I can finally go public officially with this: the Open University's Open Content Initiative will be formally launched in October. Naturally I'm delighted. The Open University, since its inception, has fundamentally been about open access to knowledge and I firmly believe that this initiative is one of the most important things we have ever done.
For those of you who have been emailing to ask when my Internet law course, based on Larry Lessig's book, The Future of Ideas, would reappear, the plan is that at least part of it will be included in the main October launch and the rest released in stages.
Here's the OU press release:
"Open University announces £5.65 million project to make learning material free on the internet
The Open University today announced a GBP £5.65 million (US $9.9 million) project to make a selection of its learning materials available free of charge to educators and learners around the world. Supported by a grant of US $4.45 million from The William and Flora Hewlett Foundation the University will launch the website in October 2006.
The provision on the internet of 'Open Educational Resources', free at point of use and available to everyone, reflects The Open University's mission of promoting fair access for all. During the initial phase of this initiative, the University will select and make available educational resources from all study levels from access to postgraduate and from a full range of subject themes: arts and history, business and management, health and lifestyle, languages, science and nature, society and technology. Learners will also be able to benefit from a range of study skills development material.
The Open University was a pioneer in making learning materials freely available through its long and successful partnership with the BBC. The University's television programmes are publicly broadcast by the BBC and many are supported by free internet activities and print materials (www.Open2.net). The University is already working with partners in Africa to make educational resources freely available under both the TESSA and Open Door projects (see notes below).
The Open University will draw on its experience in supported open learning to provide an environment which contains both high quality learning materials and a range of learning support and informal community building tools. There will be one site that is primarily for learners, where material with suggested learning pathways will be offered. A second site will be primarily for other course creators; it will foster the concept of sharing and re-use of materials. Through the development of both sites the University plans to take open content delivery on to a new level.
The Vice-Chancellor of The Open University, Professor Brenda Gourley, said "The philosophy of open access and sharing knowledge is a wonderful fit with the founding principles of The Open University and with the University's very strong commitment to opening up educational access and widening participation. The University will be developing forms of open content e-learning which will reach less experienced learners and, we hope, encourage an appetite for further learning. The Open University will be the first in the UK to offer Open Content materials under a Creative Commons licence. We are deeply grateful to The William and Flora Hewlett Foundation for its generous support."

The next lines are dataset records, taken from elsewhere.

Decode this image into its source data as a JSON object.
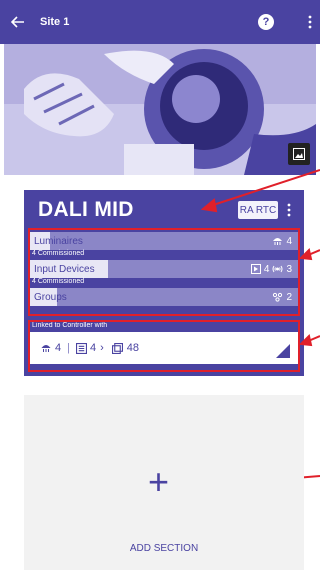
{
  "appbar": {
    "title": "Site 1",
    "help_symbol": "?"
  },
  "card": {
    "name": "DALI MID",
    "rtc_label": "RA RTC",
    "rows": [
      {
        "label": "Luminaires",
        "sub": "4 Commissioned",
        "fill_fraction": 0.07,
        "metrics": [
          {
            "icon": "luminaire-icon",
            "value": "4"
          }
        ]
      },
      {
        "label": "Input Devices",
        "sub": "4 Commissioned",
        "fill_fraction": 0.29,
        "metrics": [
          {
            "icon": "input-device-icon",
            "value": "4"
          },
          {
            "icon": "sensor-icon",
            "value": "3"
          }
        ]
      },
      {
        "label": "Groups",
        "sub": "",
        "fill_fraction": 0.1,
        "metrics": [
          {
            "icon": "group-icon",
            "value": "2"
          }
        ]
      }
    ],
    "linked": {
      "caption": "Linked to Controller with",
      "items": [
        {
          "icon": "luminaire-icon",
          "value": "4"
        },
        {
          "icon": "input-device-icon",
          "value": "4"
        },
        {
          "icon": "group-icon",
          "value": "48"
        }
      ],
      "sep": "|",
      "chevron": "›"
    }
  },
  "add_section": {
    "plus": "+",
    "label": "ADD SECTION"
  },
  "colors": {
    "primary": "#4a43a1",
    "annotation": "#e0202a"
  }
}
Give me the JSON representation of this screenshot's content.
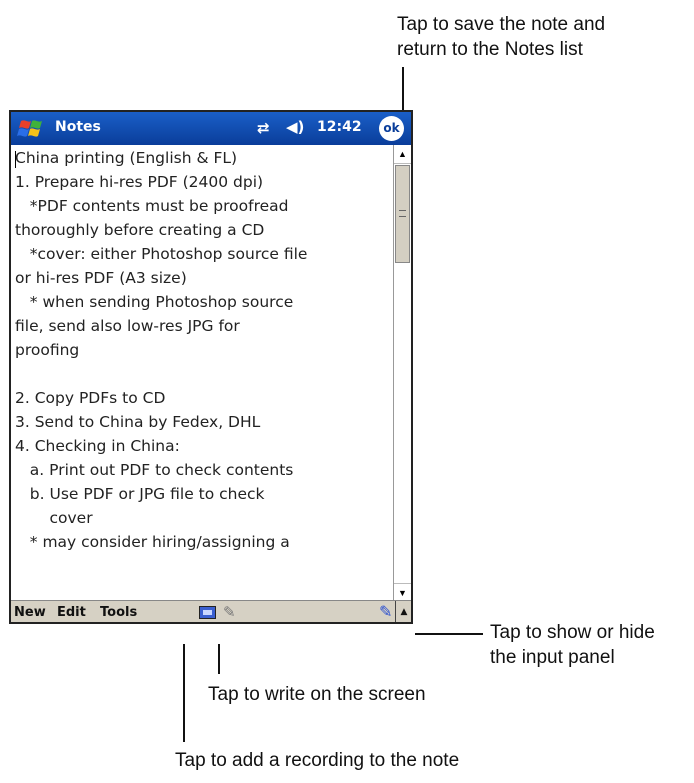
{
  "callouts": {
    "save_note": [
      "Tap to save the note and",
      "return to the Notes list"
    ],
    "input_panel": [
      "Tap to show or hide",
      "the input panel"
    ],
    "write": "Tap to write on the screen",
    "record": "Tap to add a recording to the note"
  },
  "titlebar": {
    "title": "Notes",
    "time": "12:42",
    "ok_label": "ok",
    "connectivity_icon": "connectivity-icon",
    "volume_icon": "speaker-icon"
  },
  "note": {
    "lines": [
      "China printing (English & FL)",
      "1. Prepare hi-res PDF (2400 dpi)",
      "   *PDF contents must be proofread",
      "thoroughly before creating a CD",
      "   *cover: either Photoshop source file",
      "or hi-res PDF (A3 size)",
      "   * when sending Photoshop source",
      "file, send also low-res JPG for",
      "proofing",
      "",
      "2. Copy PDFs to CD",
      "3. Send to China by Fedex, DHL",
      "4. Checking in China:",
      "   a. Print out PDF to check contents",
      "   b. Use PDF or JPG file to check",
      "       cover",
      "   * may consider hiring/assigning a"
    ]
  },
  "menubar": {
    "new": "New",
    "edit": "Edit",
    "tools": "Tools"
  },
  "colors": {
    "titlebar": "#0a3d9a",
    "menubar": "#d6d1c4"
  }
}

"Over the past five years the Hewlett Foundation has been a leading investor in the area of Open Educational Resources with the goal of equalizing access to knowledge across the globe," said Marshall S. Smith, the Hewlett Foundation's Education Program Director. "The Open University of the UK is unsurpassed in the area of digitized academic material. We are delighted to support the Open University's initiative to make some of its high quality academic content openly available to everyone around the world."
The Open University has over 210,000 students studying OU courses this year, with around 40,000 studying outside the UK. Since its foundation in 1969 The Open University has pursued a social justice mission to open education to all.
TESSA (Teacher Education in Sub-Saharan Africa) project aims to develop a school based training programme for unqualified and under qualified teachers working in primary schools in Africa. It will provide a comprehensive bank of teacher training resources, focusing on the teaching of literacy, numeracy, primary science and personal and health education that can be used by teacher trainers in colleges and universities across Africa. The TESSA programme, which is being led by The Open University together with a consortium of African and international organisations, is planned to support a wide range of courses and qualifications including accredited courses and in-service professional development programmes.
Open Door initiative. This scheme aims to support higher education by making its course materials available to a group of African universities, under licence but free of charge. A pilot, funded by the UK's Department for Education and Skills, is working with three universities, including Fourah Bay College, University of Sierra Leone, and the University of Zambia. The pilot will provide the groundwork for expanding the number of partners in the scheme. It is particularly aimed at universities where internet access is severely limited.